Sunday, October 9, 2022

Orbs, Orbs, Orbs

Blog repost from the 2009-- Happy Halloween!

“In a world where carpenters get resurrected, everything is possible.” 
-----Katharine Hepburn as Eleanor of Aquitaine in The Lion in Winter 

     Orbs are photographic phenomena that show up as round transparent, translucent, or opaque hovering spheres usually in digital photographs. They can be large or small or even overlapping. With the right frame of reference, they can be downright mystical: angels hovering about, or the opposite, demons menacing about. Or they can be energy fields produced by the spirits of past departed checking in on loved ones left behind. Or just friendly spirits who enjoy your company. Or spirits who are curious. Maybe they are doors to another dimension. Perhaps they are manifested by the sheer vibration of a room. You know the feeling when you walk into a room and can immediately sense the tension or excitement or despair, etc.

     Or they can just be dust: dust that reflects an off-focus image from the flash of a camera. It's probably a good idea to consult a camera specialist, but the explanation has something to do with the shortened focal length between the camera lens and the chip that records the digital picture. The focal point will be in focus, but other points (dust) brightened by the flash will be out of focus, causing the orb effect.

     I can handle this information however primitive and poorly understood. However, after seeing all those orbs in the photographs of Yoga classes on winter days shortly after we opened at PH Balance,  I'm inclined to think I might need to clean the place thoroughly--dust, vacuum, clean blinds.

     Which, of course, makes me prefer the mystical explanation much more.

There is a passage in the New Testament book of Luke where the evil religious leaders tell Jesus to forbid his followers from praising him. It's Palm Sunday. Jesus replies with some of the oddest words. "If these were silent, the stones would shout out." (Luke 19:40) This didn't make much sense until a guy at our church lots of years ago explained this verse through the theory of quantum physics.  While I'm no Einstein, I did grasp that quantum physics describes a much different reality relating to waves and particles that do not function within our reality as we understand it. It's all about a vibrational energy that keeps the universe from, well, not being the universe, and if one were to look at the sub-atomic particles in the stones, one might see a great deal of activity that, under the right circumstances, could cause sound, maybe in the form of shouting.

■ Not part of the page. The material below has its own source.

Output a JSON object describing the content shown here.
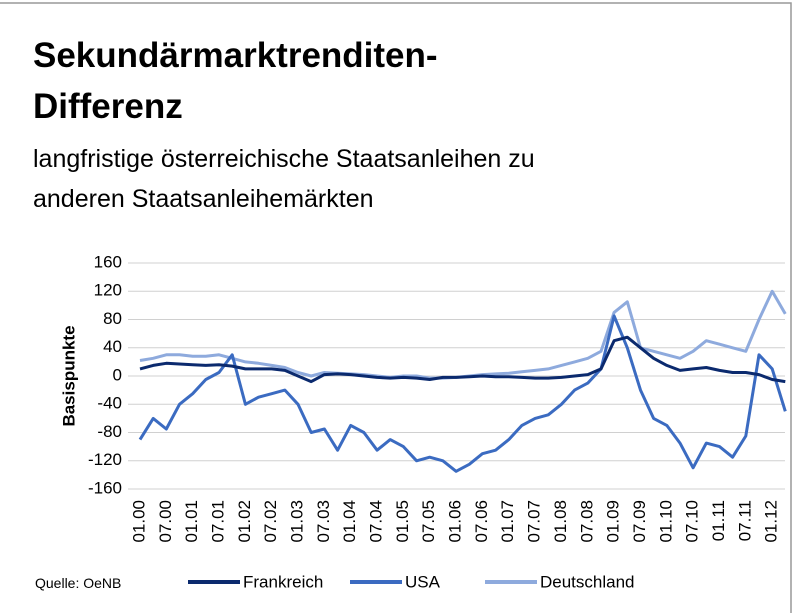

     So I write all this to say that if we are created from the dust as stated by the Yahwist writer, who is the oldest reference in the Torah (Genesis 2:7), who's to say whether or not a bright flash of light can bring momentary life to a speck of dust, liberating whatever wave energies might be bound in that particle? Who's to say that ashes to ashes, dust to dust is just a mere explanation of the time we experience in relativity and that quantumly speaking, our ashes and dust have a whole other experience?